The trouble for us is that people cannot be healed and made whole when we stand on the sidelines. Avoidance has never saved a soul, never helped someone struggling out of the pit, never comforted a weary spirit, never been a calling of a Christian. It reminds me of an iconic photo from 1987. At the height of the AIDS epidemic, many people treated those who contracted AIDS similarly to the lepers of Jesus’ day. They were often met with scorn, ridicule, and being excluded from society.
But there is an iconic photo of Diana, a princess, leaving the royal palaces to visit an AIDS hospital. She shook hands with the patients, held the children, and treated all of them as if they were human beings, with dignity and love. As one nurse at the hospital said, “If a royal was allowed to go in [and] shake a person’s hands, someone at a bus stop or the supermarket could do the same…that really educated people.” Jesus did much the same here. The psalm says, “In my distress I cried to the Lord; yes, I prayed to my God for help. He heard me from his sanctuary; my cry to him reached his ears.” Christ was the humble healer both of the lepers and of all humankind.
But we also see a lesson in gratefulness in this gospel lesson. Ten lepers were healed by Jesus. They were elated, they were excited and overjoyed. They could re-enter society, reconnect with families, return to a sense of normalcy. Yet in the midst of the blessing, they forgot to be humble themselves, and to be grateful. We must never be so caught up in our blessings that we forget about the one who gave the gift. We must never be so caught up in our struggles that we forget the One who can bless us richly.
Ten lepers were healed that day, but only one came back to offer Jesus thanks. He came back to Jesus shouting, “Praise God!” We are told he fell down to praise and thank Jesus for what he had done. He was a Samaritan. This is important. Samaritans were already outcasts in Jesus’ day. They were looked down upon and treated as lesser-than the Jewish people who lived in Jerusalem and the areas surrounding Samaria. Jesus’ healing of this man’s disease did not necessarily make him any less an outcast in society. And yet he was the only one who remembered to give thanks.
The others, who we must assume were Jewish and not Samaritans, who should know better, failed to come back and thank Jesus for his mercy. They were proud, and in their pride, they were ungrateful for Jesus’ healing. The one who possibly gained the least from the healing was the only one who had the humility and grace to say, “Thank you.”
And Jesus responds, “Has no one returned to give glory to God except this foreigner? Stand up and go. Your faith has healed you.” Sometimes we get so wrapped up in our lives, in our blessings, in our joy that we forget to be humble, and we forget to be grateful. Instead we must look to Jesus, who humbly and in love healed, helped, and restored even the worst illnesses, and even the farthest outcasts.
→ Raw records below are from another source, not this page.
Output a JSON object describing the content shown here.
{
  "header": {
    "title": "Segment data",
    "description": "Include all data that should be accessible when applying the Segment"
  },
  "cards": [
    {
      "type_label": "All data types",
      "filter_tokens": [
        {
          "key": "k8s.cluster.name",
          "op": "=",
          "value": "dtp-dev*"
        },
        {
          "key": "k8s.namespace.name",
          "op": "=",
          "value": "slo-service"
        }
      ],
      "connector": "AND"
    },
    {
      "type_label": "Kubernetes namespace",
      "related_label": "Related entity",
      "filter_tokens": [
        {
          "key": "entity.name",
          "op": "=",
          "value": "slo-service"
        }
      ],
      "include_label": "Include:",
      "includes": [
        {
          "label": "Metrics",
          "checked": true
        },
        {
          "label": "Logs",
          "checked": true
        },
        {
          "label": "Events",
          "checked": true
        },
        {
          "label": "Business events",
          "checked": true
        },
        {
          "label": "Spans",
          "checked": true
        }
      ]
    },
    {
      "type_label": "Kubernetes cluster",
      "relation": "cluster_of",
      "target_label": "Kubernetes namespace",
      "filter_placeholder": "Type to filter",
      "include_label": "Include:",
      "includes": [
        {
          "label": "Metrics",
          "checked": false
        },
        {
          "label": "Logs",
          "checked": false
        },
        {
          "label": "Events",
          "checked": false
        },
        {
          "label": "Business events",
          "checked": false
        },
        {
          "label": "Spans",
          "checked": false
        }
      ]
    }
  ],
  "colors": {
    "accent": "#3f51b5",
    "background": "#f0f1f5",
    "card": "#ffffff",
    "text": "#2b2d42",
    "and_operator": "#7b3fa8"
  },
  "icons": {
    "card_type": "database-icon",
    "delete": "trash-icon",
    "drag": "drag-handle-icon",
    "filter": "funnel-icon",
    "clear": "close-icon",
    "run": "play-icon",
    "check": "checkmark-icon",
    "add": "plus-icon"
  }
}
I will never forget in college once that I got the flu twice in a month, and I spent nearly an entire month sick, in bed, and barely functional. No one came around or even got near me. We were all poor college students whose health insurance had run out and were too poor to get sick. My best friend and roommate moved out of the room. My professors told me not to come to class, for it would all be excused. For that month I was pretty much isolated and quarantined. The pain of no contact, no people, nothing but illness day in and day out nearly crushed my spirit.
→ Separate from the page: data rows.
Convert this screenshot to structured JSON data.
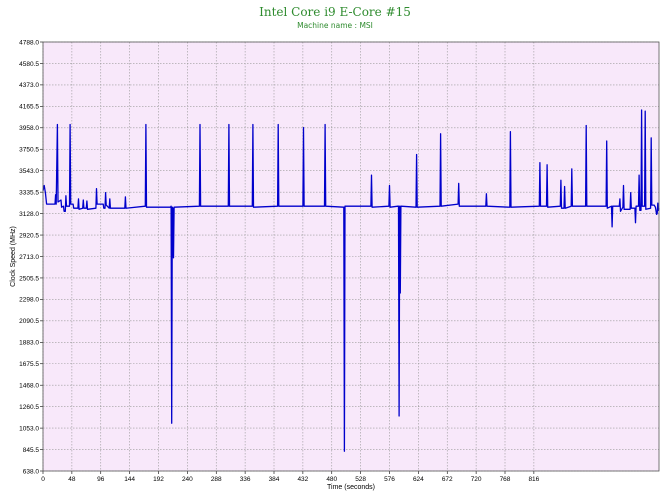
{
  "chart_data": {
    "type": "line",
    "title": "Intel Core i9 E-Core #15",
    "subtitle": "Machine name : MSI",
    "xlabel": "Time (seconds)",
    "ylabel": "Clock Speed (MHz)",
    "xlim": [
      0,
      832
    ],
    "ylim": [
      638.0,
      4788.0
    ],
    "x_ticks": [
      0,
      48,
      96,
      144,
      192,
      240,
      288,
      336,
      384,
      432,
      480,
      528,
      576,
      624,
      672,
      720,
      768,
      816
    ],
    "y_ticks": [
      638.0,
      845.5,
      1053.0,
      1260.5,
      1468.0,
      1675.5,
      1883.0,
      2090.5,
      2298.0,
      2505.5,
      2713.0,
      2920.5,
      3128.0,
      3335.5,
      3543.0,
      3750.5,
      3958.0,
      4165.5,
      4373.0,
      4580.5,
      4788.0
    ],
    "grid": true,
    "colors": {
      "title": "#2e8b2e",
      "line": "#0000cc",
      "plot_bg": "#f8e8fa",
      "grid": "#9a9a9a"
    },
    "series": [
      {
        "values": [
          [
            0,
            3350
          ],
          [
            2,
            3400
          ],
          [
            4,
            3330
          ],
          [
            6,
            3220
          ],
          [
            20,
            3220
          ],
          [
            21,
            3310
          ],
          [
            22,
            3220
          ],
          [
            24,
            3990
          ],
          [
            25,
            3240
          ],
          [
            30,
            3260
          ],
          [
            31,
            3190
          ],
          [
            34,
            3200
          ],
          [
            35,
            3150
          ],
          [
            37,
            3150
          ],
          [
            38,
            3300
          ],
          [
            39,
            3200
          ],
          [
            44,
            3200
          ],
          [
            45,
            3990
          ],
          [
            46,
            3220
          ],
          [
            50,
            3220
          ],
          [
            51,
            3180
          ],
          [
            58,
            3180
          ],
          [
            59,
            3270
          ],
          [
            60,
            3170
          ],
          [
            66,
            3180
          ],
          [
            67,
            3260
          ],
          [
            68,
            3180
          ],
          [
            72,
            3180
          ],
          [
            73,
            3250
          ],
          [
            74,
            3170
          ],
          [
            88,
            3180
          ],
          [
            89,
            3370
          ],
          [
            90,
            3220
          ],
          [
            100,
            3220
          ],
          [
            101,
            3180
          ],
          [
            103,
            3180
          ],
          [
            104,
            3330
          ],
          [
            105,
            3210
          ],
          [
            110,
            3180
          ],
          [
            111,
            3270
          ],
          [
            112,
            3180
          ],
          [
            136,
            3180
          ],
          [
            137,
            3290
          ],
          [
            138,
            3180
          ],
          [
            170,
            3200
          ],
          [
            171,
            3990
          ],
          [
            172,
            3190
          ],
          [
            212,
            3190
          ],
          [
            213,
            3200
          ],
          [
            214,
            1100
          ],
          [
            215,
            3190
          ],
          [
            216,
            3180
          ],
          [
            217,
            2700
          ],
          [
            218,
            3190
          ],
          [
            260,
            3200
          ],
          [
            261,
            3990
          ],
          [
            262,
            3200
          ],
          [
            308,
            3200
          ],
          [
            309,
            3990
          ],
          [
            310,
            3200
          ],
          [
            348,
            3200
          ],
          [
            349,
            3990
          ],
          [
            350,
            3190
          ],
          [
            390,
            3200
          ],
          [
            391,
            3990
          ],
          [
            392,
            3200
          ],
          [
            432,
            3200
          ],
          [
            433,
            3960
          ],
          [
            434,
            3200
          ],
          [
            468,
            3200
          ],
          [
            469,
            3990
          ],
          [
            470,
            3200
          ],
          [
            500,
            3190
          ],
          [
            501,
            830
          ],
          [
            502,
            3200
          ],
          [
            545,
            3200
          ],
          [
            546,
            3500
          ],
          [
            547,
            3190
          ],
          [
            575,
            3200
          ],
          [
            576,
            3400
          ],
          [
            577,
            3190
          ],
          [
            590,
            3200
          ],
          [
            591,
            3200
          ],
          [
            592,
            1170
          ],
          [
            593,
            3200
          ],
          [
            594,
            2360
          ],
          [
            595,
            3200
          ],
          [
            620,
            3190
          ],
          [
            621,
            3700
          ],
          [
            622,
            3190
          ],
          [
            660,
            3200
          ],
          [
            661,
            3900
          ],
          [
            662,
            3200
          ],
          [
            690,
            3220
          ],
          [
            691,
            3420
          ],
          [
            692,
            3200
          ],
          [
            736,
            3200
          ],
          [
            737,
            3320
          ],
          [
            738,
            3200
          ],
          [
            776,
            3190
          ],
          [
            777,
            3920
          ],
          [
            778,
            3190
          ],
          [
            825,
            3200
          ],
          [
            826,
            3620
          ],
          [
            827,
            3200
          ],
          [
            837,
            3200
          ],
          [
            838,
            3600
          ],
          [
            839,
            3190
          ],
          [
            860,
            3200
          ],
          [
            861,
            3450
          ],
          [
            862,
            3180
          ],
          [
            866,
            3180
          ],
          [
            867,
            3390
          ],
          [
            868,
            3180
          ],
          [
            878,
            3200
          ],
          [
            879,
            3560
          ],
          [
            880,
            3200
          ],
          [
            902,
            3200
          ],
          [
            903,
            3980
          ],
          [
            904,
            3200
          ],
          [
            936,
            3200
          ],
          [
            937,
            3830
          ],
          [
            938,
            3180
          ],
          [
            945,
            3200
          ],
          [
            946,
            3000
          ],
          [
            947,
            3200
          ],
          [
            958,
            3200
          ],
          [
            959,
            3270
          ],
          [
            960,
            3150
          ],
          [
            964,
            3190
          ],
          [
            965,
            3400
          ],
          [
            966,
            3170
          ],
          [
            976,
            3170
          ],
          [
            977,
            3330
          ],
          [
            978,
            3180
          ],
          [
            984,
            3180
          ],
          [
            985,
            3040
          ],
          [
            986,
            3200
          ],
          [
            990,
            3200
          ],
          [
            991,
            3500
          ],
          [
            992,
            3160
          ],
          [
            994,
            3160
          ],
          [
            995,
            4130
          ],
          [
            996,
            3200
          ],
          [
            1000,
            3200
          ],
          [
            1001,
            4120
          ],
          [
            1002,
            3170
          ],
          [
            1010,
            3180
          ],
          [
            1011,
            3860
          ],
          [
            1012,
            3210
          ],
          [
            1016,
            3210
          ],
          [
            1017,
            3200
          ],
          [
            1018,
            3190
          ],
          [
            1020,
            3120
          ],
          [
            1021,
            3130
          ],
          [
            1022,
            3230
          ],
          [
            1023,
            3160
          ],
          [
            1024,
            3180
          ]
        ]
      }
    ]
  }
}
I cannot imagine what these ten lepers endured for the years of their sickness, of being outcast and made into untouchables. But the mercy of our Savior is deep and expansive to heal us, to help us, and to make us whole again. It costs zero dollars to be a nice person. To embrace mercy, to show mercy, and to live in mercy is a gift each day from our Holy Lord. So may we be grateful and joyful that God loves us so, and may we in turn be merciful to those around us in need of a healing touch.